How to understand fdbbackup error : Task execution stopped

(Mengran Wang) #1

Hi Folks,
Running into some problems with fdbbackup and looking for some guidance on how to understand this specific error message.

Every 2.0s: fdbbackup status -C /etc/foundationdb/fdb.cluster  
The previous backup on tag `default' at file:///XXXX/backup-2019-05-21-02-53-02.740366 completed at version 123840072995008.
Older Errors
1.88 minute(s) ago : 'Task execution stopped due to timeout, abort, or completion by another worker' on 'file_backup_write_range_5.2'

Both fdbserver/fdbclient is on version 5.2.26
We’re simply writing the backup into local disk files, so no blobstore/s3 is involved.

Trying to understand :

  1. can we know for sure that the backup is completed and succeed ?
  2. What does this error message : Task execution stopped due to timeout, abort, or completion by another worker mean. I checked the source code, it’s only been thrown in one place, TaskBucket.h.

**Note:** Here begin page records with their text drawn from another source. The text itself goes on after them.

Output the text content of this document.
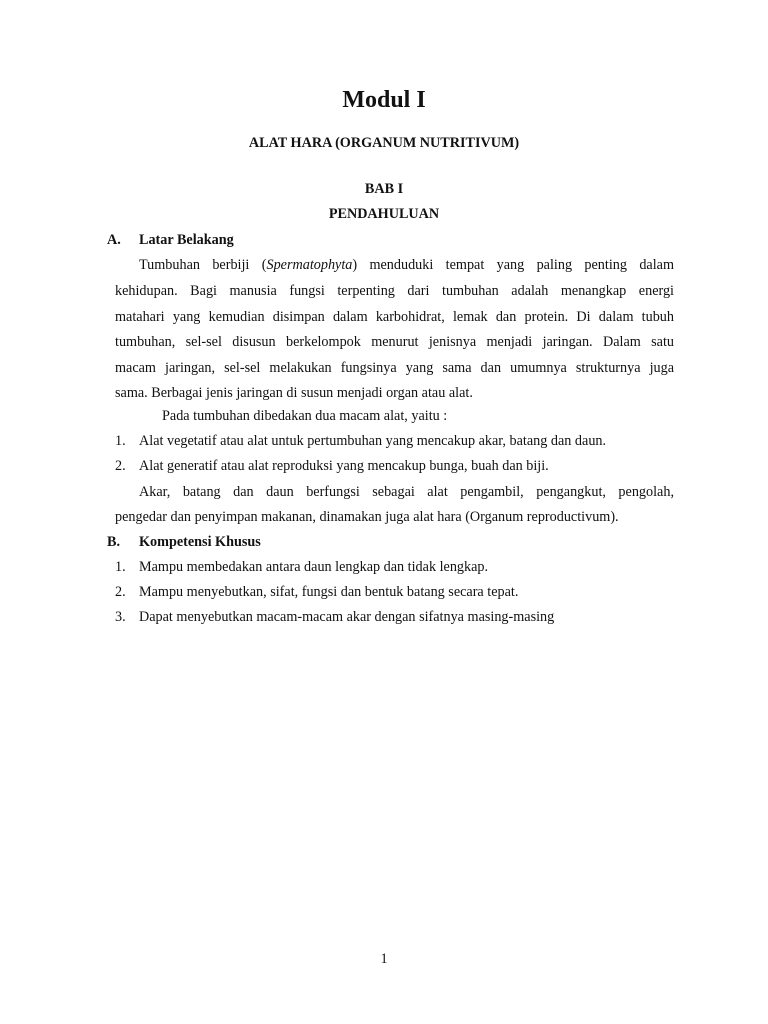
Modul I
ALAT HARA (ORGANUM NUTRITIVUM)
BAB I
PENDAHULUAN
A. Latar Belakang
Tumbuhan berbiji (Spermatophyta) menduduki tempat yang paling penting dalam
kehidupan. Bagi manusia fungsi terpenting dari tumbuhan adalah menangkap energi
matahari yang kemudian disimpan dalam karbohidrat, lemak dan protein. Di dalam tubuh
tumbuhan, sel-sel disusun berkelompok menurut jenisnya menjadi jaringan. Dalam satu
macam jaringan, sel-sel melakukan fungsinya yang sama dan umumnya strukturnya juga
sama. Berbagai jenis jaringan di susun menjadi organ atau alat.
Pada tumbuhan dibedakan dua macam alat, yaitu :
1. Alat vegetatif atau alat untuk pertumbuhan yang mencakup akar, batang dan daun.
2. Alat generatif atau alat reproduksi yang mencakup bunga, buah dan biji.
Akar, batang dan daun berfungsi sebagai alat pengambil, pengangkut, pengolah,
pengedar dan penyimpan makanan, dinamakan juga alat hara (Organum reproductivum).
B. Kompetensi Khusus
1. Mampu membedakan antara daun lengkap dan tidak lengkap.
2. Mampu menyebutkan, sifat, fungsi dan bentuk batang secara tepat.
3. Dapat menyebutkan macam-macam akar dengan sifatnya masing-masing
1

Any addition information to help track down the actual cause?
  3. And what is file_backup_write_range_5.2? A process/worker name or a file name ?

Thank you!

(Alex Miller) #2

This is probably a question for @SteavedHams :slight_smile:

The highest 5.2 went is 5.2.8? Did you do a series of internal additions to 5.2 to get to 5.2.26? Did any of those involve backup code?

(Steve Atherton) #3

Your backup is completed, that’s what the first sentence of output is saying.

The errors, categorized by age and type, are meant to be used to figure out why a backup isn’t making progress as expected. Errors are logged to the database and the latest error of each error type is printed in status along with the age of the error.

The specific error you are seeing is common and in most cases is analogous to a “transaction too old” error one might get when using the FDB API but on a longer time frame (about 1 minute). In backup, work is done in small units called tasks. Tasks use many transactions and can run for a long time, but while a task is executing the executor must renew its lease on the task to prevent another executor from declaring the task failed and re-queueing it, and sometimes for various reason a lease expires before renewal. The lease mechanism is part of backup execution’s distributed / fault tolerant design. If an executor dies in the middle of doing work, the task(s) it owned and was executing at the time will soon be declared failed, after lease expiry, and be requeued by some other executor so that backup progress can continue.

Task leases and timeouts are defined by version, not actual time, so events like a master recovery (which artificially advance the version counter) will cause all outstanding backup (and DR, and restore, anything using Taskbucket) tasks to be timed out and requeued.

Also, if a task throws any other exception (such as an I/O error or file permission error) instead of returning success, this same this error will be logged at the Taskbucket level. The backup_agent logs will likely have more detail about the error.